Evaluating the mechanical characteristics and thermogravimetric analysis of glass fiber/epoxy composites with copper, graphene, and aluminum nanofillers

This study compares three different types of nanofillers incorporated into glass fiber-reinforced epoxy, graphene nanoplatelet, aluminum (Al), and copper (Cu). The study assesses how adding these three-nm types of nanofillers to glass fiber-reinforced epoxy composites enhances their thermal decomposition and mechanical characteristics. The hand lay-up method was used to fabricate the composites. The volume percentage of glass fiber was maintained at 35% while 0.5 wt % of graphene nanoplatelets, Al, and Cu nanoparticles were introduced. To achieve even dispersion of the nanofillers throughout the epoxy resin, they were mixed with the resin and then dispersed by an ultrasonic processor. Surface morphology and thermal decomposition of the manufactured composites were examined using a scanning electron microscope and thermogravimetric analysis, respectively. The results showed that adding graphene nanoplatelet produced a maximum enhancement of 21.7%, and 11.2% in the tensile strength and tensile strain. An enhancement of 1.3%, 60.8%, and 25.9% in flexural strength was obtained with adding Al, Cu, and graphene nanoplatelet, respectively, as compared to the control.

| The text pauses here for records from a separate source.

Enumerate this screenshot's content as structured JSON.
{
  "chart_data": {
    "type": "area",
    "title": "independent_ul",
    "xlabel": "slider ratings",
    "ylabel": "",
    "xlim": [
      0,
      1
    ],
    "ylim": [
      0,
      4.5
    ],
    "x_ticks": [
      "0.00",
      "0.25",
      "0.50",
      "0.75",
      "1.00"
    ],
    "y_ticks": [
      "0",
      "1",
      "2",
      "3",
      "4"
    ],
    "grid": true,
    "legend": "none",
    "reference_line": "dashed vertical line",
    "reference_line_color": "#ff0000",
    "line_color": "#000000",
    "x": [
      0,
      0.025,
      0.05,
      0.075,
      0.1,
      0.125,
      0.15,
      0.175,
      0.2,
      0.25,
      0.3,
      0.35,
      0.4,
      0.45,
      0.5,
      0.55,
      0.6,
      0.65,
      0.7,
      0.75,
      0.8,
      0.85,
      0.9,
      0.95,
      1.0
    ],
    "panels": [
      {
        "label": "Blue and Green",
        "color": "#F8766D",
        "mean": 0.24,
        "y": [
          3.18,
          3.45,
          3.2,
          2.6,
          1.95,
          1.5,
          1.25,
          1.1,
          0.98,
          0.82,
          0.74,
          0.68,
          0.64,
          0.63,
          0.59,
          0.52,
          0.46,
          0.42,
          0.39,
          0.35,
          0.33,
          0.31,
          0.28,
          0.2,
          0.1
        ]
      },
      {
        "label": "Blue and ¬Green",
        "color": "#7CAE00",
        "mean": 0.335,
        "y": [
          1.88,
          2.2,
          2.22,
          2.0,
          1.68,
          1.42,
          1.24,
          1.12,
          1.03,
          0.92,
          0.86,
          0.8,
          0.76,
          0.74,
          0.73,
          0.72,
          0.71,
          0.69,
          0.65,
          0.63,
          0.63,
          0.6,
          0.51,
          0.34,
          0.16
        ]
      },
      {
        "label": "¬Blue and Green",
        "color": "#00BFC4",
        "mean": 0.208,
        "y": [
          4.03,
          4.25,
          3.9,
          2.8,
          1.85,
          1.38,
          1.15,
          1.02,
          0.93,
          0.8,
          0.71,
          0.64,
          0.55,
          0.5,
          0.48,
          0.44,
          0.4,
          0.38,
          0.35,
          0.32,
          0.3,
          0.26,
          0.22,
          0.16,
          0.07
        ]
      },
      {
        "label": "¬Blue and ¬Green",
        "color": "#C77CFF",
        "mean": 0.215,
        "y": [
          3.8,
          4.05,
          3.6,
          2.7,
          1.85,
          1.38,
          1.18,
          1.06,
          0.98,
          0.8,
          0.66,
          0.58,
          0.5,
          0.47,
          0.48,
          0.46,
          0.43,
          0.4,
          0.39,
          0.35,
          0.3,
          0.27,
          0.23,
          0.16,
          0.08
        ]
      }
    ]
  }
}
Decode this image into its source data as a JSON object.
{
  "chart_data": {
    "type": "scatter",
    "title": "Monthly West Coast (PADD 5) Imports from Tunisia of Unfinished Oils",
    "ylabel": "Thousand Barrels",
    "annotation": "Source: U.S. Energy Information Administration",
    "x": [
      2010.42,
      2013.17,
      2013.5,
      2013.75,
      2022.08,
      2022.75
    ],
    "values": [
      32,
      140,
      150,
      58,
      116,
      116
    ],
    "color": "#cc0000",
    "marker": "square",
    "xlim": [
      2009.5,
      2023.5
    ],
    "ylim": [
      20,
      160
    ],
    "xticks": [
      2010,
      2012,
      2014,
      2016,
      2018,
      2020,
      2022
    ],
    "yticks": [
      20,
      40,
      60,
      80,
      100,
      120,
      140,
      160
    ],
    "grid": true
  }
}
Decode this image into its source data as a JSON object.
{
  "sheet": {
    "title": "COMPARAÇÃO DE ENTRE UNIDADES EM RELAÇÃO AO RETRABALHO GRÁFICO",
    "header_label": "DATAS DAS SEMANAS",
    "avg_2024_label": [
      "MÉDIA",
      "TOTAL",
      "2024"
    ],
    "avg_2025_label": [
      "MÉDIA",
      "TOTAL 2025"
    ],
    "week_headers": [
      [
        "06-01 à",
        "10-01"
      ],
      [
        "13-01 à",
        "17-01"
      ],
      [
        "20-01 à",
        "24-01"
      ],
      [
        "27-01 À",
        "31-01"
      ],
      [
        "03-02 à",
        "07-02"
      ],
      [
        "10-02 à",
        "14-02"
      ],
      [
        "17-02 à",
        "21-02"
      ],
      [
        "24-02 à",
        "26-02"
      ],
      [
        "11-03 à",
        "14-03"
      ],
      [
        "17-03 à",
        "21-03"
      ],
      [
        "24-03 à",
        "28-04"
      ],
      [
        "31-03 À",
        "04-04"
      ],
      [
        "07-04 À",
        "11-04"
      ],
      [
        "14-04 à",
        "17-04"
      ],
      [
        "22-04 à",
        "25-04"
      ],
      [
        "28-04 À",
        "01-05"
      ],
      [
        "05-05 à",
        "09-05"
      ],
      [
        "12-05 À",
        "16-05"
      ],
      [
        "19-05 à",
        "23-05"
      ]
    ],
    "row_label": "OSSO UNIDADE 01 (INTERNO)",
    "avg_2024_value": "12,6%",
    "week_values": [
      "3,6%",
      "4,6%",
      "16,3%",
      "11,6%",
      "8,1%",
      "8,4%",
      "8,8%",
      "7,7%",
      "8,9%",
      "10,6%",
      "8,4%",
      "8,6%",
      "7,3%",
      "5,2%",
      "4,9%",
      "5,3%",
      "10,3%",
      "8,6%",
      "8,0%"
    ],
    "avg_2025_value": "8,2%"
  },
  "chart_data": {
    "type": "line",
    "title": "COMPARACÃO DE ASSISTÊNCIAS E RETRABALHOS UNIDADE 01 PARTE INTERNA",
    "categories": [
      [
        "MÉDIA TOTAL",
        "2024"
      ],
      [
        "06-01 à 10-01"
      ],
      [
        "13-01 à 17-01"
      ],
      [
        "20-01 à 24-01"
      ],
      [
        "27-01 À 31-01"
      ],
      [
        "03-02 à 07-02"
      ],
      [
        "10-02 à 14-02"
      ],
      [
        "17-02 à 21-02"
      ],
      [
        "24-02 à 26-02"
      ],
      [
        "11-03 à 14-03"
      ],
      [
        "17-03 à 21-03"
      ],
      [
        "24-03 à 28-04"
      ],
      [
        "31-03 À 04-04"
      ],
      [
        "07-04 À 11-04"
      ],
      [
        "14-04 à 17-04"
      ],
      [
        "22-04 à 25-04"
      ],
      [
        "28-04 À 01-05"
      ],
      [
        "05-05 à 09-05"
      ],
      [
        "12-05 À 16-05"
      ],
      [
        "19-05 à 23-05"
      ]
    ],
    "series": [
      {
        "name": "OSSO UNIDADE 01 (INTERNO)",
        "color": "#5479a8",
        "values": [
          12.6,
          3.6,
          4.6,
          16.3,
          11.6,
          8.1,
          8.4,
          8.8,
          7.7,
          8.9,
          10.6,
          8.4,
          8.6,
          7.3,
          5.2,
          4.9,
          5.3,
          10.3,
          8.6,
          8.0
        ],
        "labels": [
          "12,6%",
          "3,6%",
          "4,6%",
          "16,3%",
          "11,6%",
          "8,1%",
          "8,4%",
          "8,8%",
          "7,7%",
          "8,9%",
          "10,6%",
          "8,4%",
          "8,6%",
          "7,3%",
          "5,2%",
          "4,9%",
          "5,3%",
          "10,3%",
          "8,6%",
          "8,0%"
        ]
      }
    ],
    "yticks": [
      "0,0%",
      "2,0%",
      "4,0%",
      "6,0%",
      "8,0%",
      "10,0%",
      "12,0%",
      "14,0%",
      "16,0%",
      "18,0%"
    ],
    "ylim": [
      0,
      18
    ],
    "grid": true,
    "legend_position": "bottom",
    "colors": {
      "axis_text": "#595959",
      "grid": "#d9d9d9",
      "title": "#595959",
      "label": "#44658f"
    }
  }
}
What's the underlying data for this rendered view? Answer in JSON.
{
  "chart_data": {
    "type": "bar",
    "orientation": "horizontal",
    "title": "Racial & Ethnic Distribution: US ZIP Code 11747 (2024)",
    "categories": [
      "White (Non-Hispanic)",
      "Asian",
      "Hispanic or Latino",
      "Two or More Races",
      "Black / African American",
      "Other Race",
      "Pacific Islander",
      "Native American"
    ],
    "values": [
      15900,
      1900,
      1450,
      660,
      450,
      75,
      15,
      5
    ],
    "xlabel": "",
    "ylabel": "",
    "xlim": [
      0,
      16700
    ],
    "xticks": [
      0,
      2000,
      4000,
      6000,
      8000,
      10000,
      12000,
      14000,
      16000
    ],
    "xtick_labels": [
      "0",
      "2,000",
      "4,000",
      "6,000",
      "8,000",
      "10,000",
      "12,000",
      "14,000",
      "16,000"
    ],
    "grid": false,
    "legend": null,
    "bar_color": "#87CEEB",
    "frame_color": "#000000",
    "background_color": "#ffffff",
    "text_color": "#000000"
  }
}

Furthermore, an enhancement of 26%, 16.7%, and 28.3% in flexural strain was obtained with incorporation of Al, Cu, and graphene nanoplatelet, respectively. Thus, the thermal decomposition and mechanical parameters, such as tensile, flexural, wear resistance, and hardness of the nanomodified composites, were improved compared to glass fiber-reinforcement epoxy without any filler.